HRL 115805 (1/7/2003) CBP concluded that one of four partners (the Partner) in a joint venture had sufficient financial interest in imported goods purchased by the joint venture to act as importer of record for merchandise necessary for a satellite launch service including rocket components, propellants and spare parts. In that ruling four companies joined together to form a joint venture to provide satellite launch services. It is evident that the Partner had significant financial interest in the imported merchandise. In addition to providing personnel, the Partner’s involvement in the joint venture extended to the entire range of the joint venture’s activities. Its responsibilities included planning, integrating, and performing the pre-launch, launch and post launch procedures required to assemble, test, transport and launch satellites on a rocket.

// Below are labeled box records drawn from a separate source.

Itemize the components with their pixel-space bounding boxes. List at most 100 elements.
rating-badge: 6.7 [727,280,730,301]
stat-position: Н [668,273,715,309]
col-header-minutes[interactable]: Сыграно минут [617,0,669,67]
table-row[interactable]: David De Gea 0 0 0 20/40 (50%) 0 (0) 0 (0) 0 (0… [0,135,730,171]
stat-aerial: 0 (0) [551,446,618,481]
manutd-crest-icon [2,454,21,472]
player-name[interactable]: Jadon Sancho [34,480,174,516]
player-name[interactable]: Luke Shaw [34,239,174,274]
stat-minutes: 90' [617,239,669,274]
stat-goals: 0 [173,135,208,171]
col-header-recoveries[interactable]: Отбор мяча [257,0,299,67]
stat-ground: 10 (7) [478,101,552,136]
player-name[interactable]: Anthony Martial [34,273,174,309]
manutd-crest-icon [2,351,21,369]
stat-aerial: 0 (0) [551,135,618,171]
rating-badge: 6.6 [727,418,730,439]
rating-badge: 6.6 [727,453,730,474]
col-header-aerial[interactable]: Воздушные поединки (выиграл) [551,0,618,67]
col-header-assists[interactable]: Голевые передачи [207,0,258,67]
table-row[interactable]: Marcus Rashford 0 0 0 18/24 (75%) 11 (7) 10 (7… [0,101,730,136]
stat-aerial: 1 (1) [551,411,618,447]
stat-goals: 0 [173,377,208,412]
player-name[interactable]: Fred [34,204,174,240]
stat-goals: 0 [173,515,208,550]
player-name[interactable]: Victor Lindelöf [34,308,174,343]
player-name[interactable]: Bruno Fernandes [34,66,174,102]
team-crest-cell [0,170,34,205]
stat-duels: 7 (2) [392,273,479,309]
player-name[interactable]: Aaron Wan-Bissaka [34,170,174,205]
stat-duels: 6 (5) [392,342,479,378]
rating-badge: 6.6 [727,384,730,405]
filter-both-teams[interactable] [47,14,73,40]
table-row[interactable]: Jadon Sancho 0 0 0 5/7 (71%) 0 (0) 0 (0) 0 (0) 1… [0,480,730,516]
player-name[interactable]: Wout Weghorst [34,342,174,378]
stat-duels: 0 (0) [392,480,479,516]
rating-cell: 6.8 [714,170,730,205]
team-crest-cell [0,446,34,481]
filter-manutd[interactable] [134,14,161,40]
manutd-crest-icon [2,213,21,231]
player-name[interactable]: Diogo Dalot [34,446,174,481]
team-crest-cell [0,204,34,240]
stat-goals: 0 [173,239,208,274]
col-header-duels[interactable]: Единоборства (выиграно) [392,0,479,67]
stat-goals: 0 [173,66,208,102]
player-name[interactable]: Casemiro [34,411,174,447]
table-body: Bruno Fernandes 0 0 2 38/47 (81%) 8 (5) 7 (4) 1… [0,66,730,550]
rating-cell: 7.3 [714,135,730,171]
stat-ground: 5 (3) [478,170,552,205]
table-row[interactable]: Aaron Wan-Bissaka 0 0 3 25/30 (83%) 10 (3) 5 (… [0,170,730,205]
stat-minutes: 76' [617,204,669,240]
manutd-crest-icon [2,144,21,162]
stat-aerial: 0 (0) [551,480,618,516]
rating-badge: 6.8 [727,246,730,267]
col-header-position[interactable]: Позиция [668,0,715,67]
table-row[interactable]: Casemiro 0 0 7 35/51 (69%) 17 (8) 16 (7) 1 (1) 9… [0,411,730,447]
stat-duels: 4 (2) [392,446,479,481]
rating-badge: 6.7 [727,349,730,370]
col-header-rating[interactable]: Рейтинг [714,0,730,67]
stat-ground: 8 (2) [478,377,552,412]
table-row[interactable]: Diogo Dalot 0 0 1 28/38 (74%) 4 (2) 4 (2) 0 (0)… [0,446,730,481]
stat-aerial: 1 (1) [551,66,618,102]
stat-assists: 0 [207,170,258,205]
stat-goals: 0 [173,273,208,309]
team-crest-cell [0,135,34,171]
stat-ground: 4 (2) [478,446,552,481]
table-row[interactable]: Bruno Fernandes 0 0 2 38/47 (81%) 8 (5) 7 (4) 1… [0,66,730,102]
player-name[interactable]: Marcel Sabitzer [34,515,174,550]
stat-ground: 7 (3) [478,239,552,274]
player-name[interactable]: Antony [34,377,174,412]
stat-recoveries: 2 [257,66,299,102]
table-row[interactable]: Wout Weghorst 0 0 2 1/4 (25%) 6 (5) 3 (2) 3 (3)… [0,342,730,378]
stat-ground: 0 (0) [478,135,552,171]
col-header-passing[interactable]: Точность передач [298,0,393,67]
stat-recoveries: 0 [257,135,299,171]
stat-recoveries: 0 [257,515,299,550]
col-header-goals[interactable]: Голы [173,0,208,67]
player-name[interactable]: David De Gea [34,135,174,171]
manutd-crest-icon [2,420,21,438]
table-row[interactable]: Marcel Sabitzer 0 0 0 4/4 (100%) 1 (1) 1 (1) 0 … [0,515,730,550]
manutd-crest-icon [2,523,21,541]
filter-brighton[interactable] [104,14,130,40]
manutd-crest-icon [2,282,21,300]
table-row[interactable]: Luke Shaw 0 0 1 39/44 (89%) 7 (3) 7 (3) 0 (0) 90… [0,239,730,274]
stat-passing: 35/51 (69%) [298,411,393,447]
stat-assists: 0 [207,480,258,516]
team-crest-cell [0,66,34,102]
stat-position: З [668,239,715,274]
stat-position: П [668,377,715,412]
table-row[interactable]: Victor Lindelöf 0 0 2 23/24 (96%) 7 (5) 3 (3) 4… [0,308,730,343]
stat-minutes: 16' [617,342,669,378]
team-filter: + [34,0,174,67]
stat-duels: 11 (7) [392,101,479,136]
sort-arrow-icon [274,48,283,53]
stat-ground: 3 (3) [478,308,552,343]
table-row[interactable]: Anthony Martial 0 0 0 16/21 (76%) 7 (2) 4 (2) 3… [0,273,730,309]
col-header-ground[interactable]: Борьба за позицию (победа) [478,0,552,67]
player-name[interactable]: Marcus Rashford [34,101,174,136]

The Partner joined the payload with the integrated rocket sections and working with other partners, was responsible for joining the encapsulated payload to the integrated launch vehicle. The Partner operated and maintained the communications, telemetry, mission information displays, and spacecraft air conditioning systems necessary for launch and had a significant number of personnel assigned to the launch vehicle integration and mission activities. Further, the Partner was the guarantor of a significant loan taken by the joint venture and retained a lien against all of the joint venture’s assets. In addition, a Technical Services Agreement, which defined the Partner’s responsibilities with regard to the joint venture operations, required the Partner to serve as consignee for certain importations. The Partner also was holder of all the necessary Office of Defense Trade Controls licenses and that Office required that the Partner remain responsible for the control of all munitions list items.

The financial interest in the imported goods demonstrated by the importing partner in HRL 115805 go beyond any interest Kwikset has in the goods in the FTZ. The joint venture’s commercial purpose was to assemble, test, transport and launch satellites on a rocket. The imported goods were parts of the satellite launching rocket. Since the importing partner was a part owner of the joint venture, invested resources in the enterprise and guaranteed a loan for the joint venture, it is clear that the importing partner’s financial interests were served by the success of the joint venture. The success of the joint venture in turn was served by the importation of the necessary rocket components, propellants and spare parts. Consequently, it is clear that the importing partner could be said to have had a financial interest in this merchandise. Again, there is no evidence that Kwikset’s financial welfare or commercial interests are linked sufficiently to the goods admitted to the FTZ by the other three companies to conclude that Kwikset has a financial interest sufficient to consider it an “owner or purchaser” of that merchandise.

HOLDING:

For purposes of direct delivery procedures Kwikset, the FTZ operator, is not the owner or purchaser of the goods admitted to the FTZ by Weiser, Price or Baldwin and may not utilize the direct delivery procedures for goods of which Weiser, Price or Baldwin and not Kwikset, is the owner or purchaser.